Even succulents that grow in very bright conditions need some time to rest when it’s dark. Succulent plants that are exposed to too much light may become etiolated, which means they start growing tall and spindly with long necks in search of sunlight.
On the other hand, succulents who don’t get enough light will grow into clumps or rosettes as they try to maximize their surface area for photosynthesis.
What Is Low Light Conditions?
Low light condition is a term used to describe places that have less light than normal. This means that the amount of lighting in the environment has been reduced.
In terms of plants, low-light conditions refer to environments where there is minimal sunlight available compared with other areas.
Most plants need sunlight to grow and thrive but there are a few succulents that can tolerate lower light levels. This means they can be grown in areas where there is less natural light, such as indoors. In this blog post, we will take a look at some of the best low-light succulents for growing indoors.
Do succulents do well in low light?
Succulents can thrive in a wide variety of lighting conditions, from full sun to complete darkness. However, the best low light succulents for growing indoors tend to be those that prefer moderate levels of sunlight.
Can Succulents Grow in Artificial Light?
Succulents can thrive in artificial light, but they will still need some natural light. The best type of artificial light to use for succulents is fluorescent light.
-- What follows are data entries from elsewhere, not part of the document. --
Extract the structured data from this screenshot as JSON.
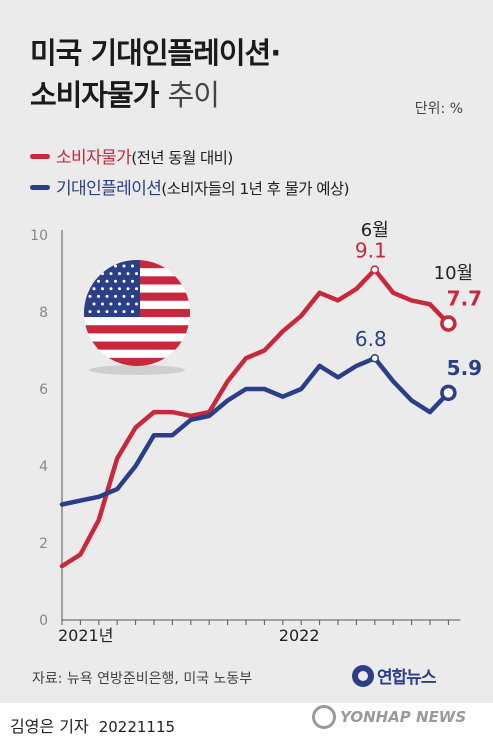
{
  "header": {
    "title_line1": "미국 기대인플레이션·",
    "title_line2_bold": "소비자물가",
    "title_line2_light": "추이",
    "unit": "단위: %"
  },
  "legend": [
    {
      "name": "소비자물가",
      "note": "(전년 동월 대비)",
      "color": "#c8283c"
    },
    {
      "name": "기대인플레이션",
      "note": "(소비자들의 1년 후 물가 예상)",
      "color": "#2b3f88"
    }
  ],
  "chart_data": {
    "type": "line",
    "x": [
      "2021-01",
      "2021-02",
      "2021-03",
      "2021-04",
      "2021-05",
      "2021-06",
      "2021-07",
      "2021-08",
      "2021-09",
      "2021-10",
      "2021-11",
      "2021-12",
      "2022-01",
      "2022-02",
      "2022-03",
      "2022-04",
      "2022-05",
      "2022-06",
      "2022-07",
      "2022-08",
      "2022-09",
      "2022-10"
    ],
    "x_tick_labels": [
      {
        "at": "2021-01",
        "label": "2021년"
      },
      {
        "at": "2022-01",
        "label": "2022"
      }
    ],
    "ylim": [
      0,
      10
    ],
    "y_ticks": [
      0,
      2,
      4,
      6,
      8,
      10
    ],
    "grid": false,
    "series": [
      {
        "name": "소비자물가",
        "color": "#c8283c",
        "values": [
          1.4,
          1.7,
          2.6,
          4.2,
          5.0,
          5.4,
          5.4,
          5.3,
          5.4,
          6.2,
          6.8,
          7.0,
          7.5,
          7.9,
          8.5,
          8.3,
          8.6,
          9.1,
          8.5,
          8.3,
          8.2,
          7.7
        ]
      },
      {
        "name": "기대인플레이션",
        "color": "#2b3f88",
        "values": [
          3.0,
          3.1,
          3.2,
          3.4,
          4.0,
          4.8,
          4.8,
          5.2,
          5.3,
          5.7,
          6.0,
          6.0,
          5.8,
          6.0,
          6.6,
          6.3,
          6.6,
          6.8,
          6.2,
          5.7,
          5.4,
          5.9
        ]
      }
    ],
    "annotations": [
      {
        "label": "6월",
        "x": "2022-06"
      },
      {
        "label": "10월",
        "x": "2022-10"
      }
    ],
    "data_labels": [
      {
        "series": 0,
        "x": "2022-06",
        "text": "9.1"
      },
      {
        "series": 0,
        "x": "2022-10",
        "text": "7.7"
      },
      {
        "series": 1,
        "x": "2022-06",
        "text": "6.8"
      },
      {
        "series": 1,
        "x": "2022-10",
        "text": "5.9"
      }
    ]
  },
  "footer": {
    "source": "자료: 뉴욕 연방준비은행, 미국 노동부",
    "logo_text": "연합뉴스",
    "credit_name": "김영은 기자",
    "credit_date": "20221115",
    "watermark": "YONHAP NEWS"
  }
}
Summary for Best Low Light Succulents for Growing Indoors
Succulents are one of the more popular plants that people want to grow indoors. However, there is a lot of misinformation about how much light they need for growth and survival. With so many options available, it can be overwhelming to choose the best low light succulents for growing indoors.
In our opinion, Aloe vera, Snake plant, Jade plant, Burro’s tail, and Zebra plants are all great options if you are looking for low light succulents for indoors.